Initialize Unet-based HiFiGANGenerator module.
- Parameters:
- in_channels (int) – Number of input channels.
- out_channels (int) – Number of output channels.
- channels (int) – Number of hidden representation channels.
- global_channels (int) – Number of global conditioning channels.
- kernel_size (int) – Kernel size of initial and final conv layer.
- upsample_scales (list) – List of upsampling scales.
- upsample_kernel_sizes (list) – List of kernel sizes for upsampling layers.
- resblock_kernel_sizes (list) – List of kernel sizes for residual blocks.
- resblock_dilations (list) – List of dilation list for residual blocks.
- use_additional_convs (bool) – Whether to use additional conv layers in residual blocks.
- bias (bool) – Whether to add bias parameter in convolution layers.
- nonlinear_activation (str) – Activation function module name.
- nonlinear_activation_params (dict) – Hyperparameters for activation function.

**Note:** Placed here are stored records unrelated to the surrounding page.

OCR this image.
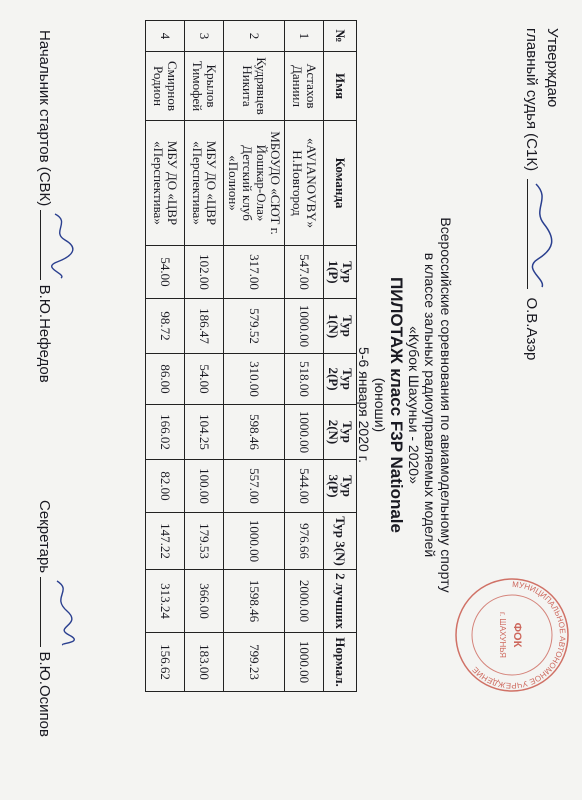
Утверждаю
главный судья (С1К)
О.В.Азэр
МУНИЦИПАЛЬНОЕ АВТОНОМНОЕ УЧРЕЖДЕНИЕ
ФОК
г. ШАХУНЬЯ
Всероссийские соревнования по авиамодельному спорту
в классе зальных радиоуправляемых моделей
«Кубок Шахуньи - 2020»
ПИЛОТАЖ класс F3P Nationale
(юноши)
5-6 января 2020 г.
№	Имя	Команда	Тур 1(P)	Тур 1(N)	Тур 2(P)	Тур 2(N)	Тур 3(P)	Тур 3(N)	2 лучших	Нормал.
1	Астахов Даниил	«AVIANOVBY» Н.Новгород	547.00	1000.00	518.00	1000.00	544.00	976.66	2000.00	1000.00
2	Кудрявцев Никита	МБОУДО «СЮТ г. Йошкар-Ола» Детский клуб «Полион»	317.00	579.52	310.00	598.46	557.00	1000.00	1598.46	799.23
3	Крылов Тимофей	МБУ ДО «ЦВР «Перспектива»	102.00	186.47	54.00	104.25	100.00	179.53	366.00	183.00
4	Смирнов Родион	МБУ ДО «ЦВР «Перспектива»	54.00	98.72	86.00	166.02	82.00	147.22	313.24	156.62
Начальник стартов (СВК)
В.Ю.Нефедов
Секретарь
В.Ю.Осипов
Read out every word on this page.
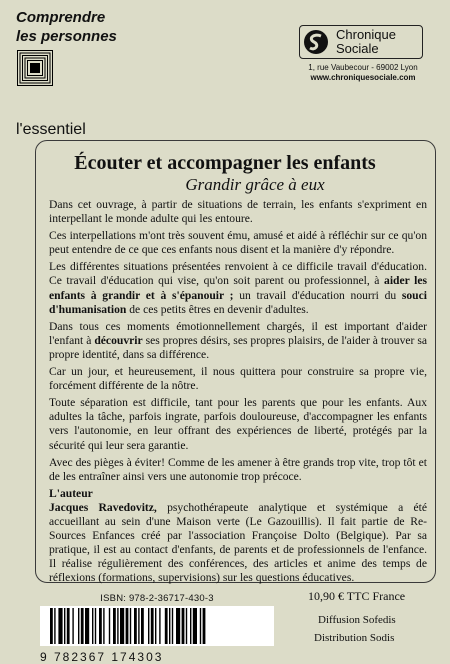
Comprendre
les personnes
l'essentiel
Chronique
Sociale
1, rue Vaubecour - 69002 Lyon
www.chroniquesociale.com
Écouter et accompagner les enfants
Grandir grâce à eux

Dans cet ouvrage, à partir de situations de terrain, les enfants s'expriment en interpellant le monde adulte qui les entoure.

Ces interpellations m'ont très souvent ému, amusé et aidé à réfléchir sur ce qu'on peut entendre de ce que ces enfants nous disent et la manière d'y répondre.

Les différentes situations présentées renvoient à ce difficile travail d'éducation. Ce travail d'éducation qui vise, qu'on soit parent ou professionnel, à aider les enfants à grandir et à s'épanouir ; un travail d'éducation nourri du souci d'humanisation de ces petits êtres en devenir d'adultes.

Dans tous ces moments émotionnellement chargés, il est important d'aider l'enfant à découvrir ses propres désirs, ses propres plaisirs, de l'aider à trouver sa propre identité, dans sa différence.

Car un jour, et heureusement, il nous quittera pour construire sa propre vie, forcément différente de la nôtre.

Toute séparation est difficile, tant pour les parents que pour les enfants. Aux adultes la tâche, parfois ingrate, parfois douloureuse, d'accompagner les enfants vers l'autonomie, en leur offrant des expériences de liberté, protégés par la sécurité qui leur sera garantie.

Avec des pièges à éviter! Comme de les amener à être grands trop vite, trop tôt et de les entraîner ainsi vers une autonomie trop précoce.

L'auteur

Jacques Ravedovitz, psychothérapeute analytique et systémique a été accueillant au sein d'une Maison verte (Le Gazouillis). Il fait partie de Re-Sources Enfances créé par l'association Françoise Dolto (Belgique). Par sa pratique, il est au contact d'enfants, de parents et de professionnels de l'enfance. Il réalise régulièrement des conférences, des articles et anime des temps de réflexions (formations, supervisions) sur les questions éducatives.

ISBN: 978-2-36717-430-3
9 782367 174303
10,90 € TTC France
Diffusion Sofedis
Distribution Sodis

- use_causal_conv (bool) – Whether to use causal structure.
- use_weight_norm (bool) – Whether to use weight norm. If set to true, it will be applied to all of the conv layers.
apply_weight_norm()
Apply weight normalization module from all of the layers.
This method iterates through all layers of the model and applies weight normalization to each layer that is an instance of torch.nn.Conv1d or torch.nn.ConvTranspose1d. Weight normalization can help stabilize the training of neural networks by normalizing the weights during forward propagation.
########## NOTE Weight normalization is beneficial for improving convergence speed and can lead to better overall performance in some cases.
Example
>>> generator = UHiFiGANGenerator(use_weight_norm=True)
>>> generator.apply_weight_norm()
# This will apply weight normalization to all convolutional layers.
forward(c=None, f0=None, excitation=None, g: Tensor | None = None)
Calculate forward propagation.
This method performs the forward pass of the UHiFiGAN generator. It takes input tensors, processes them through the network layers, and returns the output tensor.
- Parameters:
- c (Tensor) – Input tensor (B, in_channels, T).
- f0 (Tensor) – Input tensor (B, 1, T).
- excitation (Tensor) – Input tensor (B, frame_len, T).
- g (Optional *[*Tensor ]) – Global conditioning tensor (B, global_channels, T). This is optional and can be provided to enhance the input tensor c.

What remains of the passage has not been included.